As we celebrate Voter Registration Day, an effort to involve civic groups, media, and voters across the country, nationwide voter suppression efforts threaten the ability of millions of Americans to participate in the upcoming election. Two cases involving voter suppression efforts were decided this Monday: a federal judge in Florida gave a green light to Governor Rick Scott’s plan to cut back early voting, while a New Hampshire judge struck down a law that targeted college students seeking to vote in the state.
Governor Scott’s move to limit early voting is widely seen as a partisan effort, since early voters have heavily skewed toward the Democratic Party, especially for President Obama in 2008. Cutting back early voting is especially burdensome for students and minorities, who have less access to polling booths, and turn out in larger numbers during the early vote period. In 2008, Governor Charlie Crist, at the time a Republican, was attacked by his own party for extending early voting hours to accommodate the historic turnout in the election. The Florida law in question specifically ends early voting on the Sunday before Election Day, which saw particularly heavy minority voter turnout in 2008. Despite this history and the federal court decisions blocking other provisions of Florida’s voter suppression laws, Judge Timothy Corrigan of the Middle District of Florida found insufficient evidence that the reduction of early voting from 14 to 8 days would “impermissibly burden the right of African Americans to vote.” Judge Corrigan was appointed to the federal bench by President George W. Bush.

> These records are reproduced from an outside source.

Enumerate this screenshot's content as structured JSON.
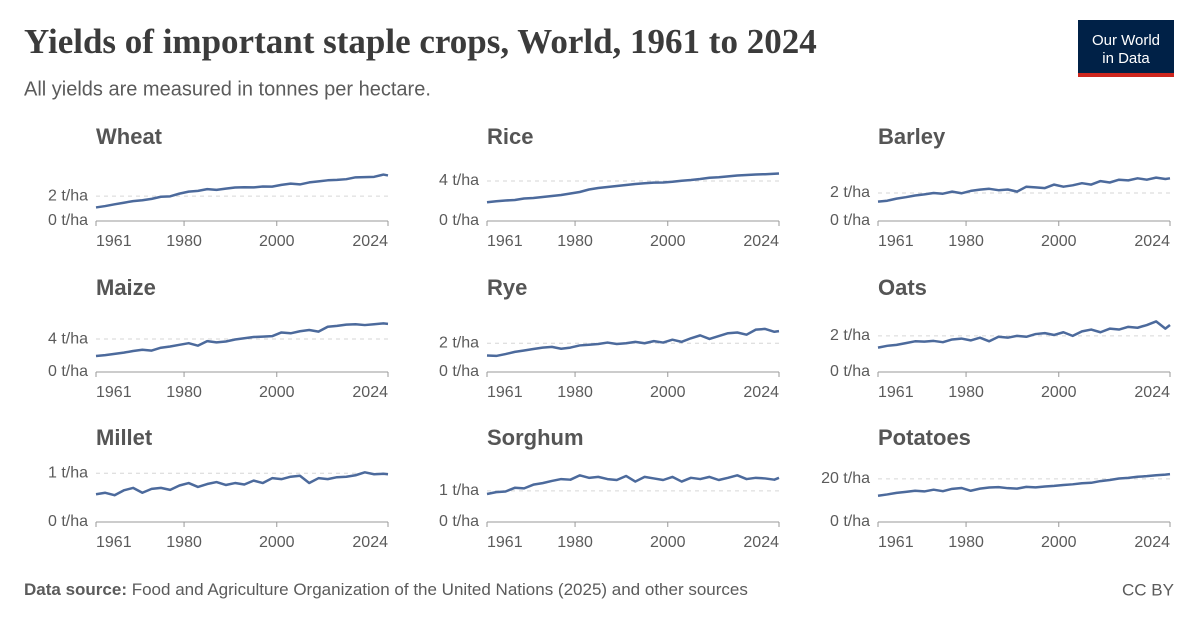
{
  "header": {
    "title": "Yields of important staple crops, World, 1961 to 2024",
    "subtitle": "All yields are measured in tonnes per hectare.",
    "logo": [
      "Our World",
      "in Data"
    ]
  },
  "chart_data": [
    {
      "type": "line",
      "title": "Wheat",
      "color": "#4c6a9c",
      "xlim": [
        1961,
        2024
      ],
      "xticks": [
        1961,
        1980,
        2000,
        2024
      ],
      "ylim": [
        0,
        4.5
      ],
      "yticks": [
        {
          "value": 0,
          "label": "0 t/ha"
        },
        {
          "value": 2,
          "label": "2 t/ha"
        }
      ],
      "x": [
        1961,
        1963,
        1965,
        1967,
        1969,
        1971,
        1973,
        1975,
        1977,
        1979,
        1981,
        1983,
        1985,
        1987,
        1989,
        1991,
        1993,
        1995,
        1997,
        1999,
        2001,
        2003,
        2005,
        2007,
        2009,
        2011,
        2013,
        2015,
        2017,
        2019,
        2021,
        2023,
        2024
      ],
      "values": [
        1.09,
        1.2,
        1.34,
        1.47,
        1.6,
        1.67,
        1.78,
        1.95,
        1.98,
        2.2,
        2.36,
        2.42,
        2.56,
        2.5,
        2.6,
        2.69,
        2.71,
        2.7,
        2.77,
        2.76,
        2.9,
        3.0,
        2.94,
        3.1,
        3.18,
        3.27,
        3.3,
        3.36,
        3.51,
        3.53,
        3.55,
        3.73,
        3.66
      ]
    },
    {
      "type": "line",
      "title": "Rice",
      "color": "#4c6a9c",
      "xlim": [
        1961,
        2024
      ],
      "xticks": [
        1961,
        1980,
        2000,
        2024
      ],
      "ylim": [
        0,
        5.6
      ],
      "yticks": [
        {
          "value": 0,
          "label": "0 t/ha"
        },
        {
          "value": 4,
          "label": "4 t/ha"
        }
      ],
      "x": [
        1961,
        1963,
        1965,
        1967,
        1969,
        1971,
        1973,
        1975,
        1977,
        1979,
        1981,
        1983,
        1985,
        1987,
        1989,
        1991,
        1993,
        1995,
        1997,
        1999,
        2001,
        2003,
        2005,
        2007,
        2009,
        2011,
        2013,
        2015,
        2017,
        2019,
        2021,
        2023,
        2024
      ],
      "values": [
        1.87,
        1.97,
        2.05,
        2.1,
        2.25,
        2.3,
        2.4,
        2.5,
        2.6,
        2.75,
        2.9,
        3.15,
        3.3,
        3.4,
        3.5,
        3.6,
        3.7,
        3.77,
        3.84,
        3.85,
        3.92,
        4.03,
        4.1,
        4.2,
        4.33,
        4.38,
        4.46,
        4.55,
        4.6,
        4.65,
        4.68,
        4.72,
        4.75
      ]
    },
    {
      "type": "line",
      "title": "Barley",
      "color": "#4c6a9c",
      "xlim": [
        1961,
        2024
      ],
      "xticks": [
        1961,
        1980,
        2000,
        2024
      ],
      "ylim": [
        0,
        4
      ],
      "yticks": [
        {
          "value": 0,
          "label": "0 t/ha"
        },
        {
          "value": 2,
          "label": "2 t/ha"
        }
      ],
      "x": [
        1961,
        1963,
        1965,
        1967,
        1969,
        1971,
        1973,
        1975,
        1977,
        1979,
        1981,
        1983,
        1985,
        1987,
        1989,
        1991,
        1993,
        1995,
        1997,
        1999,
        2001,
        2003,
        2005,
        2007,
        2009,
        2011,
        2013,
        2015,
        2017,
        2019,
        2021,
        2023,
        2024
      ],
      "values": [
        1.38,
        1.45,
        1.6,
        1.7,
        1.82,
        1.9,
        2.0,
        1.95,
        2.1,
        1.98,
        2.15,
        2.24,
        2.3,
        2.2,
        2.25,
        2.1,
        2.45,
        2.4,
        2.35,
        2.6,
        2.45,
        2.55,
        2.7,
        2.6,
        2.85,
        2.75,
        2.95,
        2.9,
        3.05,
        2.95,
        3.1,
        3.0,
        3.05
      ]
    },
    {
      "type": "line",
      "title": "Maize",
      "color": "#4c6a9c",
      "xlim": [
        1961,
        2024
      ],
      "xticks": [
        1961,
        1980,
        2000,
        2024
      ],
      "ylim": [
        0,
        6.8
      ],
      "yticks": [
        {
          "value": 0,
          "label": "0 t/ha"
        },
        {
          "value": 4,
          "label": "4 t/ha"
        }
      ],
      "x": [
        1961,
        1963,
        1965,
        1967,
        1969,
        1971,
        1973,
        1975,
        1977,
        1979,
        1981,
        1983,
        1985,
        1987,
        1989,
        1991,
        1993,
        1995,
        1997,
        1999,
        2001,
        2003,
        2005,
        2007,
        2009,
        2011,
        2013,
        2015,
        2017,
        2019,
        2021,
        2023,
        2024
      ],
      "values": [
        1.94,
        2.05,
        2.2,
        2.35,
        2.55,
        2.7,
        2.6,
        2.95,
        3.1,
        3.3,
        3.5,
        3.2,
        3.75,
        3.6,
        3.7,
        3.95,
        4.1,
        4.25,
        4.3,
        4.35,
        4.8,
        4.7,
        4.95,
        5.1,
        4.9,
        5.5,
        5.6,
        5.75,
        5.8,
        5.7,
        5.8,
        5.9,
        5.85
      ]
    },
    {
      "type": "line",
      "title": "Rye",
      "color": "#4c6a9c",
      "xlim": [
        1961,
        2024
      ],
      "xticks": [
        1961,
        1980,
        2000,
        2024
      ],
      "ylim": [
        0,
        3.9
      ],
      "yticks": [
        {
          "value": 0,
          "label": "0 t/ha"
        },
        {
          "value": 2,
          "label": "2 t/ha"
        }
      ],
      "x": [
        1961,
        1963,
        1965,
        1967,
        1969,
        1971,
        1973,
        1975,
        1977,
        1979,
        1981,
        1983,
        1985,
        1987,
        1989,
        1991,
        1993,
        1995,
        1997,
        1999,
        2001,
        2003,
        2005,
        2007,
        2009,
        2011,
        2013,
        2015,
        2017,
        2019,
        2021,
        2023,
        2024
      ],
      "values": [
        1.15,
        1.12,
        1.25,
        1.4,
        1.5,
        1.6,
        1.7,
        1.75,
        1.62,
        1.7,
        1.85,
        1.9,
        1.95,
        2.05,
        1.95,
        2.0,
        2.1,
        2.0,
        2.15,
        2.05,
        2.25,
        2.1,
        2.35,
        2.55,
        2.3,
        2.5,
        2.7,
        2.75,
        2.6,
        2.95,
        3.0,
        2.8,
        2.85
      ]
    },
    {
      "type": "line",
      "title": "Oats",
      "color": "#4c6a9c",
      "xlim": [
        1961,
        2024
      ],
      "xticks": [
        1961,
        1980,
        2000,
        2024
      ],
      "ylim": [
        0,
        3.1
      ],
      "yticks": [
        {
          "value": 0,
          "label": "0 t/ha"
        },
        {
          "value": 2,
          "label": "2 t/ha"
        }
      ],
      "x": [
        1961,
        1963,
        1965,
        1967,
        1969,
        1971,
        1973,
        1975,
        1977,
        1979,
        1981,
        1983,
        1985,
        1987,
        1989,
        1991,
        1993,
        1995,
        1997,
        1999,
        2001,
        2003,
        2005,
        2007,
        2009,
        2011,
        2013,
        2015,
        2017,
        2019,
        2021,
        2023,
        2024
      ],
      "values": [
        1.35,
        1.45,
        1.5,
        1.6,
        1.7,
        1.68,
        1.72,
        1.65,
        1.8,
        1.85,
        1.75,
        1.9,
        1.7,
        1.95,
        1.9,
        2.0,
        1.95,
        2.1,
        2.15,
        2.05,
        2.2,
        2.0,
        2.25,
        2.35,
        2.2,
        2.4,
        2.35,
        2.5,
        2.45,
        2.6,
        2.8,
        2.4,
        2.6
      ]
    },
    {
      "type": "line",
      "title": "Millet",
      "color": "#4c6a9c",
      "xlim": [
        1961,
        2024
      ],
      "xticks": [
        1961,
        1980,
        2000,
        2024
      ],
      "ylim": [
        0,
        1.15
      ],
      "yticks": [
        {
          "value": 0,
          "label": "0 t/ha"
        },
        {
          "value": 1,
          "label": "1 t/ha"
        }
      ],
      "x": [
        1961,
        1963,
        1965,
        1967,
        1969,
        1971,
        1973,
        1975,
        1977,
        1979,
        1981,
        1983,
        1985,
        1987,
        1989,
        1991,
        1993,
        1995,
        1997,
        1999,
        2001,
        2003,
        2005,
        2007,
        2009,
        2011,
        2013,
        2015,
        2017,
        2019,
        2021,
        2023,
        2024
      ],
      "values": [
        0.57,
        0.6,
        0.55,
        0.65,
        0.7,
        0.6,
        0.68,
        0.7,
        0.66,
        0.75,
        0.8,
        0.72,
        0.78,
        0.82,
        0.76,
        0.8,
        0.77,
        0.85,
        0.8,
        0.9,
        0.88,
        0.93,
        0.95,
        0.8,
        0.9,
        0.88,
        0.92,
        0.93,
        0.96,
        1.02,
        0.98,
        0.99,
        0.98
      ]
    },
    {
      "type": "line",
      "title": "Sorghum",
      "color": "#4c6a9c",
      "xlim": [
        1961,
        2024
      ],
      "xticks": [
        1961,
        1980,
        2000,
        2024
      ],
      "ylim": [
        0,
        1.8
      ],
      "yticks": [
        {
          "value": 0,
          "label": "0 t/ha"
        },
        {
          "value": 1,
          "label": "1 t/ha"
        }
      ],
      "x": [
        1961,
        1963,
        1965,
        1967,
        1969,
        1971,
        1973,
        1975,
        1977,
        1979,
        1981,
        1983,
        1985,
        1987,
        1989,
        1991,
        1993,
        1995,
        1997,
        1999,
        2001,
        2003,
        2005,
        2007,
        2009,
        2011,
        2013,
        2015,
        2017,
        2019,
        2021,
        2023,
        2024
      ],
      "values": [
        0.9,
        0.96,
        0.98,
        1.1,
        1.08,
        1.2,
        1.25,
        1.32,
        1.38,
        1.36,
        1.5,
        1.42,
        1.45,
        1.38,
        1.35,
        1.48,
        1.3,
        1.45,
        1.4,
        1.35,
        1.45,
        1.3,
        1.42,
        1.38,
        1.45,
        1.35,
        1.42,
        1.5,
        1.38,
        1.42,
        1.4,
        1.36,
        1.42
      ]
    },
    {
      "type": "line",
      "title": "Potatoes",
      "color": "#4c6a9c",
      "xlim": [
        1961,
        2024
      ],
      "xticks": [
        1961,
        1980,
        2000,
        2024
      ],
      "ylim": [
        0,
        26
      ],
      "yticks": [
        {
          "value": 0,
          "label": "0 t/ha"
        },
        {
          "value": 20,
          "label": "20 t/ha"
        }
      ],
      "x": [
        1961,
        1963,
        1965,
        1967,
        1969,
        1971,
        1973,
        1975,
        1977,
        1979,
        1981,
        1983,
        1985,
        1987,
        1989,
        1991,
        1993,
        1995,
        1997,
        1999,
        2001,
        2003,
        2005,
        2007,
        2009,
        2011,
        2013,
        2015,
        2017,
        2019,
        2021,
        2023,
        2024
      ],
      "values": [
        12.2,
        12.8,
        13.5,
        14.0,
        14.5,
        14.2,
        15.0,
        14.3,
        15.4,
        15.8,
        14.5,
        15.5,
        16.0,
        16.2,
        15.7,
        15.5,
        16.3,
        16.1,
        16.5,
        16.8,
        17.2,
        17.5,
        18.0,
        18.2,
        19.0,
        19.5,
        20.2,
        20.5,
        21.0,
        21.3,
        21.7,
        22.0,
        22.2
      ]
    }
  ],
  "footer": {
    "source_label": "Data source:",
    "source": "Food and Agriculture Organization of the United Nations (2025) and other sources",
    "license": "CC BY"
  }
}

The New Hampshire Civil Liberties Union and League of Women Voters found more success in New Hampshire, where Strafford County Superior Court Judge John Lewis blocked a law that would prevent out-of-state students from voting in New Hampshire, where they attend college and live for most of the year. This law would require all voters agree to register a car and obtain a state drivers’ license, which is limited only to those who intend to reside in New Hampshire indefinitely or permanently. The law was enacted by the Republican-dominated state legislature over the veto of Governor John Lynch (D-NH). Speaker of the House Bill O’Brien explained that students were “basically doing what I did when I was a kid and foolish, voting as a liberal.”